Journalist and author. Educated at St. Mary's College, Oscott. Admitted at Middle Temple; called to the bar, 1859, but did not practise law. Editor of the Sun, 1845-1871; of Weekly Register and Catholic Standard, 1874-1881. Contributed to New Monthly, Westminster Review, Blackwood's, and other periodicals. Published collections of his political sketches written for the Sun; two volumes of poems and a collected edition; also other works. Edited a volume of selections from Leigh Hunt, the miscellaneous writings of Bulwer-Lytton, and the works of Burns, Moore, and other authors. In 1887 granted Civil List pension of £100 a year "In recognition of the value of his contributions to biographical and other literature" (Colles, Literature and the Pension List).
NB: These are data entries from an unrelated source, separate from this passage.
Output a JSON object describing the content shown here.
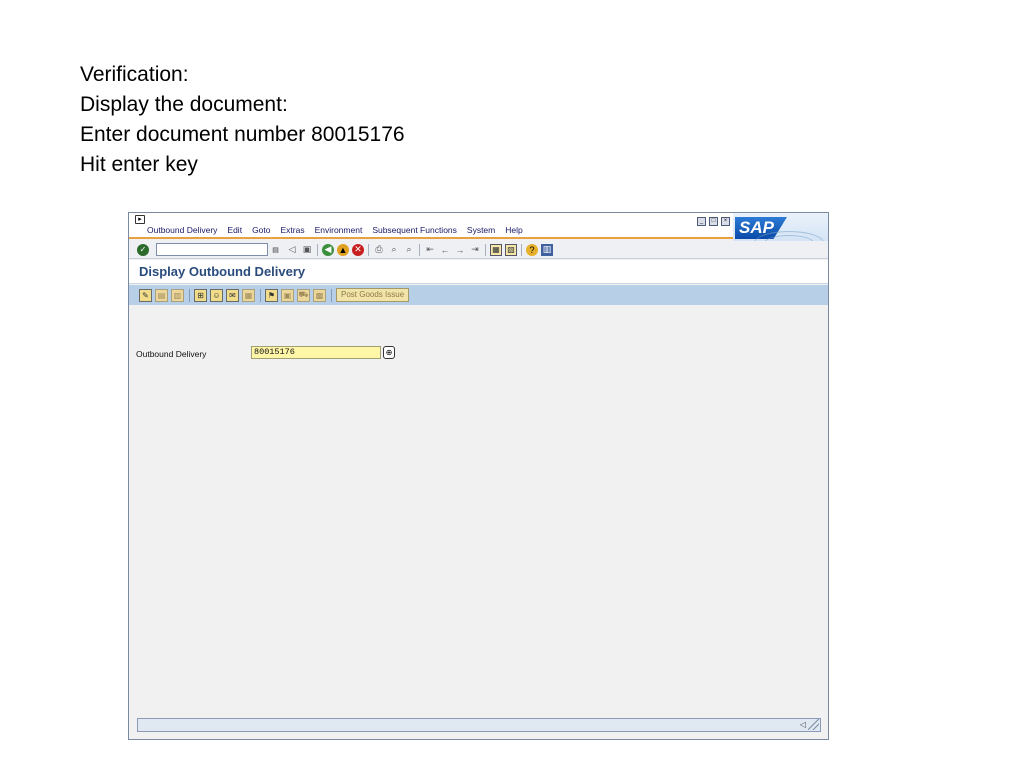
{
  "instructions": {
    "line1": "Verification:",
    "line2": "Display the document:",
    "line3": "Enter document number 80015176",
    "line4": "Hit enter key"
  },
  "menu": {
    "items": [
      {
        "label": "Outbound Delivery"
      },
      {
        "label": "Edit"
      },
      {
        "label": "Goto"
      },
      {
        "label": "Extras"
      },
      {
        "label": "Environment"
      },
      {
        "label": "Subsequent Functions"
      },
      {
        "label": "System"
      },
      {
        "label": "Help"
      }
    ]
  },
  "brand": {
    "logo": "SAP",
    "primary_color": "#0a4aa8",
    "accent_color": "#e8a040"
  },
  "page": {
    "title": "Display Outbound Delivery"
  },
  "app_toolbar": {
    "post_goods_issue": "Post Goods Issue"
  },
  "form": {
    "outbound_delivery_label": "Outbound Delivery",
    "outbound_delivery_value": "80015176"
  },
  "icons": {
    "enter": "check-icon",
    "back": "back-icon",
    "exit": "exit-icon",
    "cancel": "cancel-icon",
    "print": "print-icon",
    "find": "find-icon",
    "help": "help-icon",
    "layout": "layout-icon",
    "value_help": "value-help-icon"
  }
}
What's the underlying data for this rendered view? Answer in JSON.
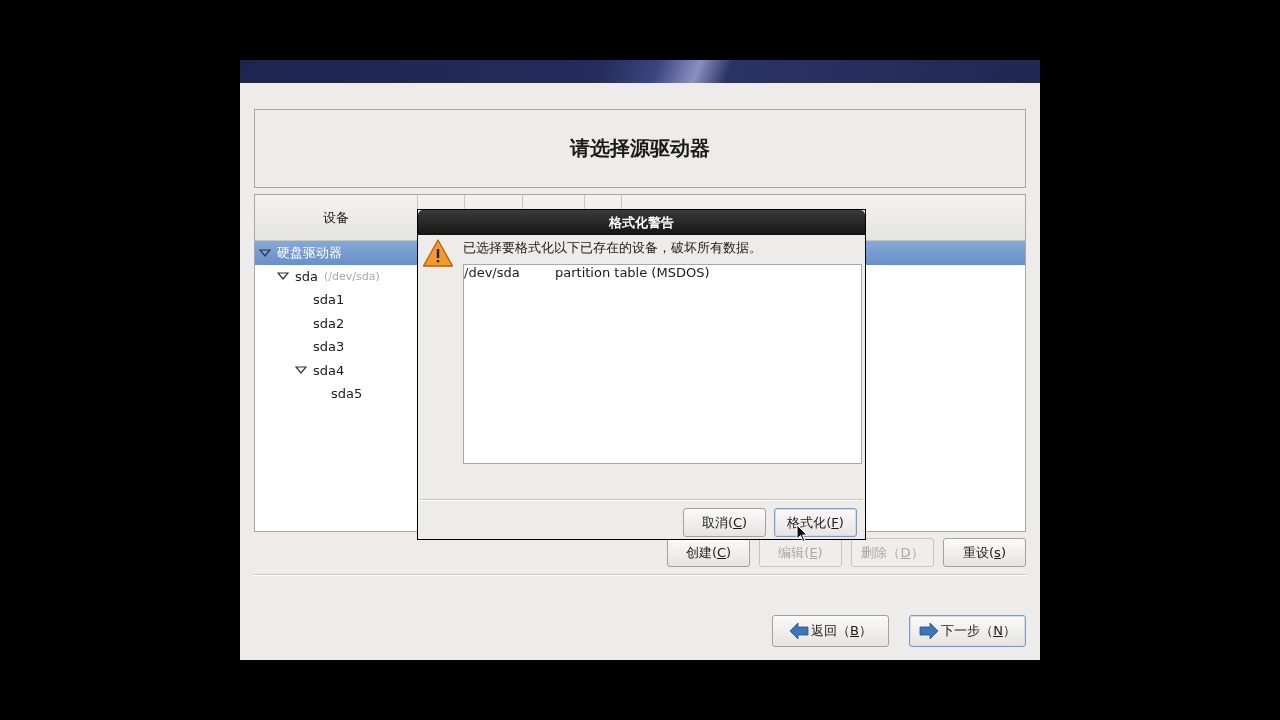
{
  "title": "请选择源驱动器",
  "table": {
    "columns": [
      "设备"
    ],
    "tree": [
      {
        "label": "硬盘驱动器",
        "selected": true,
        "expanded": true,
        "children": [
          {
            "label": "sda",
            "detail": "(/dev/sda)",
            "selected": false,
            "expanded": true,
            "children": [
              {
                "label": "sda1",
                "selected": false
              },
              {
                "label": "sda2",
                "selected": false
              },
              {
                "label": "sda3",
                "selected": false
              },
              {
                "label": "sda4",
                "selected": false,
                "expanded": true,
                "children": [
                  {
                    "label": "sda5",
                    "selected": false
                  }
                ]
              }
            ]
          }
        ]
      }
    ]
  },
  "table_buttons": [
    {
      "before": "创建(",
      "key": "C",
      "after": ")",
      "disabled": false
    },
    {
      "before": "编辑(",
      "key": "E",
      "after": ")",
      "disabled": true
    },
    {
      "before": "删除（",
      "key": "D",
      "after": "）",
      "disabled": true
    },
    {
      "before": "重设(",
      "key": "s",
      "after": ")",
      "disabled": false
    }
  ],
  "nav_buttons": [
    {
      "kind": "back",
      "before": "返回（",
      "key": "B",
      "after": "）",
      "focused": false
    },
    {
      "kind": "next",
      "before": "下一步（",
      "key": "N",
      "after": "）",
      "focused": true
    }
  ],
  "dialog": {
    "title": "格式化警告",
    "message": "已选择要格式化以下已存在的设备，破坏所有数据。",
    "items": [
      {
        "device": "/dev/sda",
        "description": "partition table (MSDOS)"
      }
    ],
    "buttons": [
      {
        "before": "取消(",
        "key": "C",
        "after": ")",
        "focused": false
      },
      {
        "before": "格式化(",
        "key": "F",
        "after": ")",
        "focused": true
      }
    ]
  }
}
Kent was, as Percy Fitzgerald said, a "faithful follower and worshipper" of Dickens (Memories of Charles Dickens, p. 319). The acquaintance of the two men came about through Dickens's writing to Kent as editor of the Sun, asking him to express "Mr. Dickens' warmest acknowledgements and thanks" to the writer of a review of Dombey that had appeared in the paper; Kent himself had written the review. The friendship that followed continued unbroken to the end of Dickens's life. One of the last letters that Dickens wrote on the day before his death was a letter to Kent, arranging to see him the following day. Kent dedicated his Footprints on the Road to Dickens "with earnest regard and grateful admiration". The dedication, wrote Dickens, "heartily, most heartily, gratifies me, as the sincere tribute of a true and generous heart". He was charmed with the book (to Kent, November 6 1865). In the Athenaeum, June 3 1871, Kent published a verse tribute to Dickens: "O Friend! O Brother! dearer to my heart / Than ev'n thy loving friendship could discern ...".

In 1872 he published Charles Dickens As a Reader, a book which he had begun some time before Dickens's death and for which Dickens had placed various materials at his disposal. Kent edited two books of selections from Dickens's writings and published some miscellaneous Dickensiana.

Author: Anne Lohrli; © University of Toronto Press, 1971.